Бригадир что-то тихо ответил. И вдруг они как-то разом сблизили головы, стаканы и очень хорошо заговорили о брате бригадира. Как же это могло так выйти? Почему? И кто в этом виноват, если он не виноват?
Я увидел, что им не до меня, и тихонечко вышел на улицу. Уже почти рассвело. Небо было высоким, и хотя казалось оно еще тускло-зеленоватым, но на горизонте уже ползла и разливалась светло-розовая полоса, как будто над горами медленно раскрывалась огромная перламутрица. Два старика сидели за столом, пили чай и толковали о жизни. Оба они любили ее и старались сделать как можно более понятной, честной и чистой, и оба они не знали, как это сделать. А там в горах ворочался и не спал Корнилов. Что-то ничего путного у нас не получалось с древним городом, а время все шло и шло, и он начал терять всякую надежду. Директор тоже не спал и если только не лежал на диване с мокрым комком на лбу, то ходил по кабинету большими бесшумными шагами и думал. Думал о маленьком, горбатом архитекторе, о том макете, который он нам показал сегодня; о наших раскопках; о том, что истрачено столько денег, а результатов никаких; что мы его обязательно впутаем в какую-нибудь дурацкую финансовую историю; потом (сердито усмехаясь) об удаве и о том, как со всем этим покончить; опять об архитекторе в связи с проектом нового здания музея и реконструкцией города и, наконец, о том, что все это неважно и ненужно, потому что реконструкции не будет и скоро грянет война. Директор думал о ней и ходил. ходил по комнате, подходил к столу, пил прямо из горлышка холодный горький чай и прикидывал, что же тогда произойдет.

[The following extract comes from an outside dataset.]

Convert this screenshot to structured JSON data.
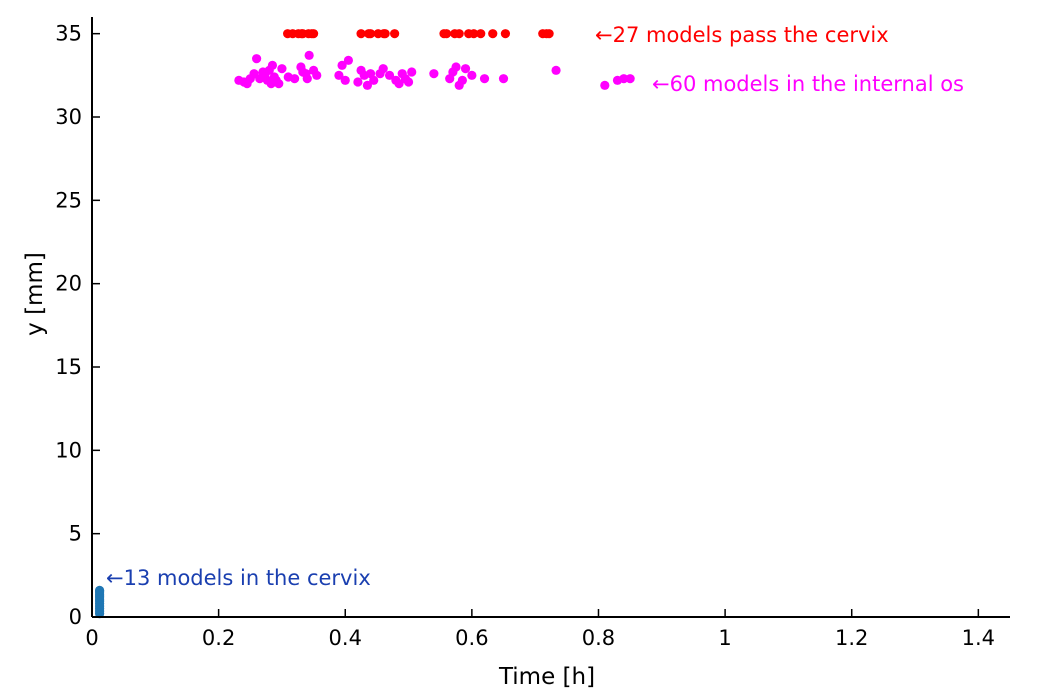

Что будет со мной, с Корниловым, со всем музеем в тот день, когда заработают призывные пункты, подвалы окажутся вдруг не подвалами, а бомбоубежищами, а он не директором музея, а командиром какой-то части. Он думал об этом и не спал. Зато, очевидно, крепко спала за стеной и ни о чем не думала его жена Валентина Сергеевна. А в другом конце города спала Клара – длинная, тонкая, сильная, вытянувшаяся на кровати, как в строю. А еще дальше, в горах, спала племянница бригадира Потапова, которая так хорошо умела смеяться, когда надо было работать. Она, верно, тоже сейчас бормотала и улыбалась во сне. Тихо и мирно спали наши женщины, веря в нас, в нашу мужскую силу, доброту, ум, мужество и в то, что мы сумеем не допустить в мир ничего плохого.